Exactly 30 years ago Friar, as club secretary, was part of the historic meeting at which the boards of Arsenal and Tottenham discussed building and sharing a new stadium at Alexandra Palace. He later offered the GLC £162,000 for the site. Last Thursday morning he sat at the same table in the Highbury boardroom, as Edelman teased him: "Why didn't you do that deal? Think of the trouble it would have saved!" Not to mention the £357m.

But at that time Highbury still held 63,000, White Hart Lane not much less, and Hillsborough, the Taylor Report and compulsory all-seater stadia were more than a decade away. This time every possibility has been explored, including the two north London clubs sharing Wembley, which was considered unattractive financially and, ironically, too big for club football with its 92,000 seats. Having looked at some 30 possible sites, Arsenal decided that moving round the corner in Islington was the least-bad option.

"The driving force behind all this was that if we didn't move, we could not be a top European club for the next decade," Edelman said. "We'd have decayed.
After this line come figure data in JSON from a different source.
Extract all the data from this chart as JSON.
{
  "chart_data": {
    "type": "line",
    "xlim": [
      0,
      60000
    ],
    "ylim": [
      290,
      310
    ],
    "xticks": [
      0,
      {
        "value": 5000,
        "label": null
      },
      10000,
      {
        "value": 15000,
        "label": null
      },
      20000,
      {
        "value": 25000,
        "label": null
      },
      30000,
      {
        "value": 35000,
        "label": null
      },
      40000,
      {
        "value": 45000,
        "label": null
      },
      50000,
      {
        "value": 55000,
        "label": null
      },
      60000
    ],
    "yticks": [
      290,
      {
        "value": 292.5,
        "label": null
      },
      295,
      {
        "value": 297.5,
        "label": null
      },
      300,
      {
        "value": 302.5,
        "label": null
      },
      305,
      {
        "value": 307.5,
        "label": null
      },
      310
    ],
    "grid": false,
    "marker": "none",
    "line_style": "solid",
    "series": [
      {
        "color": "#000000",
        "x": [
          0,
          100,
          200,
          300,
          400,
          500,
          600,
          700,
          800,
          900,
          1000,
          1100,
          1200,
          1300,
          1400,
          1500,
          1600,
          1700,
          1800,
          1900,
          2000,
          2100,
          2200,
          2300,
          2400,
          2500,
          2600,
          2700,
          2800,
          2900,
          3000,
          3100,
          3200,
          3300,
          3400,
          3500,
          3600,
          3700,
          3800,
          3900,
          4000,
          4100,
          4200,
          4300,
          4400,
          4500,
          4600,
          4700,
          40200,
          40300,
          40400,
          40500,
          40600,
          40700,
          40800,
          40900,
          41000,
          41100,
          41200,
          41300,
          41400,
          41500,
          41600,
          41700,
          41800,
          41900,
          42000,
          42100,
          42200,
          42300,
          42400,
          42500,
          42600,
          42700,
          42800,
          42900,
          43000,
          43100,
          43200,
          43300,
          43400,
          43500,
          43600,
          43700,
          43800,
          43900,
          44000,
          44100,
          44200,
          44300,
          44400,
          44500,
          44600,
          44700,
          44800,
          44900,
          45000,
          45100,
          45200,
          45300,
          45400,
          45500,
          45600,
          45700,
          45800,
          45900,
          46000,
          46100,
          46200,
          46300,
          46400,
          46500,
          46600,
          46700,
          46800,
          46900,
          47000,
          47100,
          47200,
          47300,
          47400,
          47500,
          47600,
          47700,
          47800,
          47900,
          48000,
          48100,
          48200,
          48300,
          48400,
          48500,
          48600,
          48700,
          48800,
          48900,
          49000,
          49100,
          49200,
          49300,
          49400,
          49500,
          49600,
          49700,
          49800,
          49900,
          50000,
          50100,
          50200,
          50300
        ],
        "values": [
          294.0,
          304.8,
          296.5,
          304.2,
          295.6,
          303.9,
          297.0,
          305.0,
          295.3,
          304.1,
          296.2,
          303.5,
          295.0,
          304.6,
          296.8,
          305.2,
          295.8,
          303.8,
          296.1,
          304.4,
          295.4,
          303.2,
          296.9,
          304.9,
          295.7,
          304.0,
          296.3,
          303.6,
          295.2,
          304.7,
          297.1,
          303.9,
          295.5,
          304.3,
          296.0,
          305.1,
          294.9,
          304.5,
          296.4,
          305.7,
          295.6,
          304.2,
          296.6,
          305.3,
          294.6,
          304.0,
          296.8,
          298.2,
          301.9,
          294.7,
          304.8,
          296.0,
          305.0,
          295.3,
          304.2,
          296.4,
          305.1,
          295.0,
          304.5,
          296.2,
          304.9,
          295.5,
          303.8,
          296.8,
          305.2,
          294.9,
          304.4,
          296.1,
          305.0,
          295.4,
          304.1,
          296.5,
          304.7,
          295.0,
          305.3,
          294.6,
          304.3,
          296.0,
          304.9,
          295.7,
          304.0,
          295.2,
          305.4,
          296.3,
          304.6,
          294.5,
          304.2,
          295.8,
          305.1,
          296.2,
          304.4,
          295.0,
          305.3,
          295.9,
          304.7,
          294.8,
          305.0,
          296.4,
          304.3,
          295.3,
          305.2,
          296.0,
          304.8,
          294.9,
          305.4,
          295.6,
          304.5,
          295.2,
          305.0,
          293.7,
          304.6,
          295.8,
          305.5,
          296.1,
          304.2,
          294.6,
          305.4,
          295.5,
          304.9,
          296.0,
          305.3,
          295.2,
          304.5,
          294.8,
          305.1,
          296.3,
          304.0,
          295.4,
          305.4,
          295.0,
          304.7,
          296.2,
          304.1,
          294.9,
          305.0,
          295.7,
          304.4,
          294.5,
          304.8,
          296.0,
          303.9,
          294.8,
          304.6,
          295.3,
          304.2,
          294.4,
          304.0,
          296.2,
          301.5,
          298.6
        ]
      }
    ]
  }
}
We could not stay at Highbury, keep our squad together and have significant funds for transfers. But this funding will enable us to ensure we have money available for a good-sized transfer budget. The first sign of that was the [Jose Antonio] Reyes signing, which we wouldn't have been able to afford to do had we been staying at Highbury."

So whereas the perception was that Wenger was handicapped by having money put aside for the new stadium, the argument now is that without the finance coming into the club he would have been in a worse position. To ensure that transfer funds are not drained away, a company separate from the football club has been set up and Sir Robert McAlpine has taken on the stadium construction at a fixed cost of £220m, with penalty clauses for any overrun on time.

But despite having already suffered one 12-month delay caused by overoptimism about the starting date, the club expect that in August 2006 they will have a quality team sitting in the home dressing-room and christening the Premiership's newest stadium - with Wenger. A stickler for detail, the meticulous manager has been as closely involved in planning as he was at Arsenal's unsurpassed training centre, and he likes what he sees. "He went round the site," said Friar, "and came back and just shook both his fists in delight."

That may have been the moment at which the directors realised that the fateful day when Wenger says au revoir could be a long way off. "We want him to lead the team out in 2006," Edelman added, "and we want him to be here for as long as he wants to. The chairman's even said he might be a chairman in years to come. He's got the intellectual capability to do it, which I think is very rare for a manager. And when you've built something you don't want to walk away from it. I think he'll be with us for very many years."